Um juiz de Mato Grosso do Sul reconheceu a dupla maternidade de uma criança concebida por inseminação artificial caseira e determinou a retificação do registro civil para inclusão do nome da mãe não gestante. A decisão é do juiz Marcelo Andrade Campos Silva, de Campo Grande.

As autoras da ação relataram que vivem em união homoafetiva desde setembro de 2020 e oficializaram o casamento civil em junho de 2025, com o objetivo comum de constituir família. Diante da impossibilidade financeira de custear um procedimento em clínica especializada, optaram pela inseminação artificial caseira, que resultou no nascimento de uma menina em outubro de 2025.

Após o nascimento da criança, o casal procurou o cartório para registrar a filha em nome das duas mães, mas o pedido foi negado pela ausência de declaração emitida por clínica de fertilização assistida. Na ação judicial, as autoras sustentaram que a exigência documental não poderia impedir o reconhecimento da filiação e dos direitos da criança.

Ao analisar o caso, o magistrado destacou que a Constituição Federal assegura o livre planejamento familiar como direito fundamental e que o entendimento do Supremo Tribunal Federal equipara as uniões homoafetivas às heteroafetivas para todos os efeitos jurídicos, inclusive no campo da filiação.
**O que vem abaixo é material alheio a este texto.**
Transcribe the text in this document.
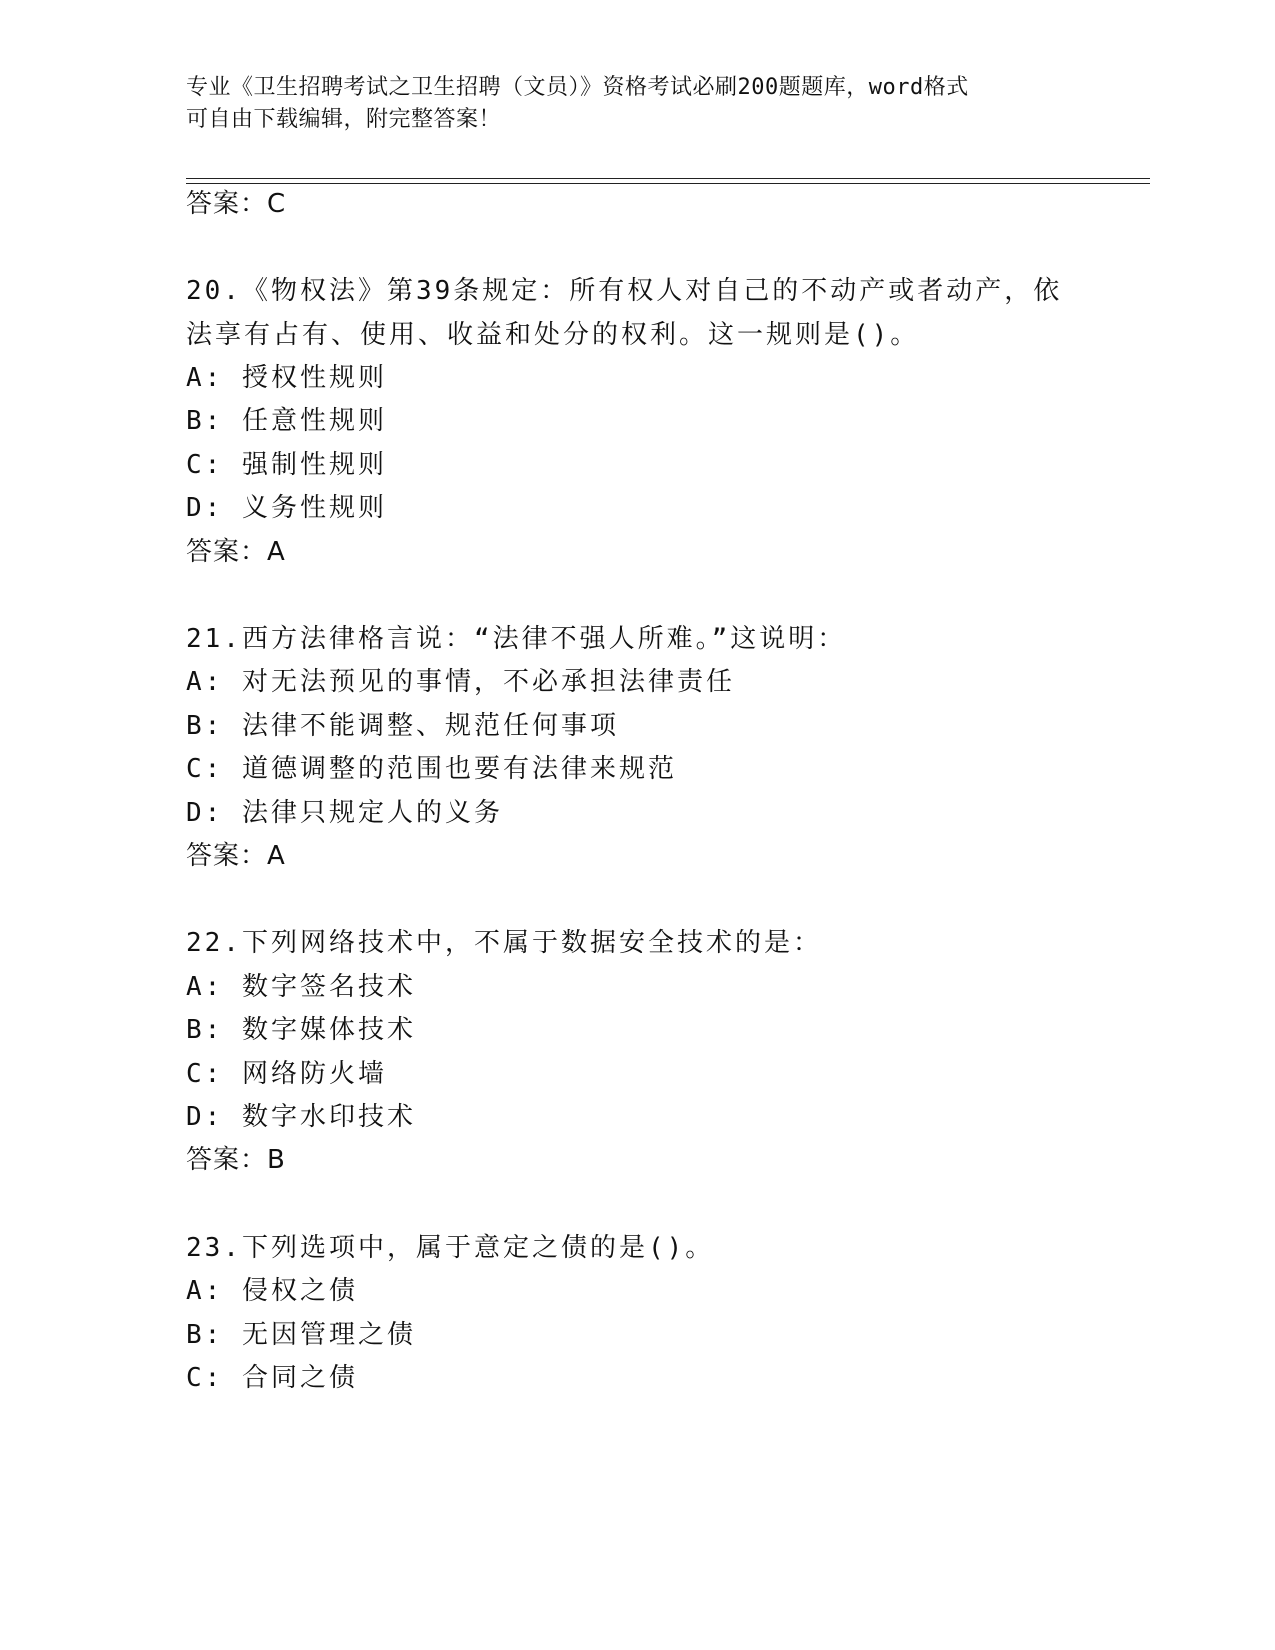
专业《卫生招聘考试之卫生招聘（文员）》资格考试必刷200题题库，word格式
可自由下载编辑，附完整答案！
答案：C
20.《物权法》第39条规定：所有权人对自己的不动产或者动产，依
法享有占有、使用、收益和处分的权利。这一规则是()。
A: 授权性规则
B: 任意性规则
C: 强制性规则
D: 义务性规则
答案：A
21.西方法律格言说：“法律不强人所难。”这说明：
A: 对无法预见的事情，不必承担法律责任
B: 法律不能调整、规范任何事项
C: 道德调整的范围也要有法律来规范
D: 法律只规定人的义务
答案：A
22.下列网络技术中，不属于数据安全技术的是：
A: 数字签名技术
B: 数字媒体技术
C: 网络防火墙
D: 数字水印技术
答案：B
23.下列选项中，属于意定之债的是()。
A: 侵权之债
B: 无因管理之债
C: 合同之债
A sentença também ressaltou recente entendimento do Superior Tribunal de Justiça (STJ), que reconheceu a possibilidade de registro de dupla maternidade em casos de inseminação artificial caseira, sem a necessidade de documentação emitida por clínica especializada.
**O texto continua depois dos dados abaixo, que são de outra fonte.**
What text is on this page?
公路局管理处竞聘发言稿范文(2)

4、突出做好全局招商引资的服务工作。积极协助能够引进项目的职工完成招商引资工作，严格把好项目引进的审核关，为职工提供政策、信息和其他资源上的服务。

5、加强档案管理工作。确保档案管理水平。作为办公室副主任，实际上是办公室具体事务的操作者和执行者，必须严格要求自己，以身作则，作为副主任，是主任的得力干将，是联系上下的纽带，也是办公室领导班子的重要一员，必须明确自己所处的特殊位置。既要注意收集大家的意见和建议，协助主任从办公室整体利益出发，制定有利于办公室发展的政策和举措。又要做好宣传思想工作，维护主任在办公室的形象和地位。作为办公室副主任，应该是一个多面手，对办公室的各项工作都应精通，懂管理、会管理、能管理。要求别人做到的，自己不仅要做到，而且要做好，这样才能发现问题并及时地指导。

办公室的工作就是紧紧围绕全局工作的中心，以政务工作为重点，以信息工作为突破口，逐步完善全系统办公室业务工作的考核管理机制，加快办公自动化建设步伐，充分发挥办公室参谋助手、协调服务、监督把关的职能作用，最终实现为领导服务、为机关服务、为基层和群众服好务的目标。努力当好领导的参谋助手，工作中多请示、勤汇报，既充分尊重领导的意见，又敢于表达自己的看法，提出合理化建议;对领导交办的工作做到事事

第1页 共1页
Segundo o juiz, embora a exigência prevista pelo Provimento nº 149/2023 do Conselho Nacional de Justiça tenha sido criada para casos realizados em ambiente clínico, ela não pode servir como obstáculo ao reconhecimento de direitos fundamentais da criança e da família em situações de autoinseminação.

Na decisão, o magistrado concluiu que estavam presentes todos os requisitos legais para o reconhecimento da filiação, incluindo a convivência pública e duradoura do casal, o consentimento da mãe não gestante e o projeto parental compartilhado.

Com isso, a Justiça determinou a inclusão do nome da mãe não gestante no registro de nascimento da criança, bem como de seus ascendentes, além da alteração do nome da menina.

MÉTODO
Embora não seja recomendada por especialistas, a inseminação artificial caseira consiste na introdução do sêmen diretamente no canal vaginal, geralmente feita em casa com o uso de materiais simples e acessíveis, como seringas (sem agulha), potes coletores e utensílios esterilizados.

O processo envolve a coleta do sêmen de um doador — que pode ser conhecido ou anônimo — e, em seguida, sua inserção na vagina com o auxílio de uma seringa. Após a aplicação, é comum que a mulher permaneça deitada com o quadril elevado por alguns minutos, a fim de favorecer a fertilização. Caso a tentativa não resulte em gravidez, o procedimento pode ser repetido durante o período fértil para aumentar as chances de sucesso.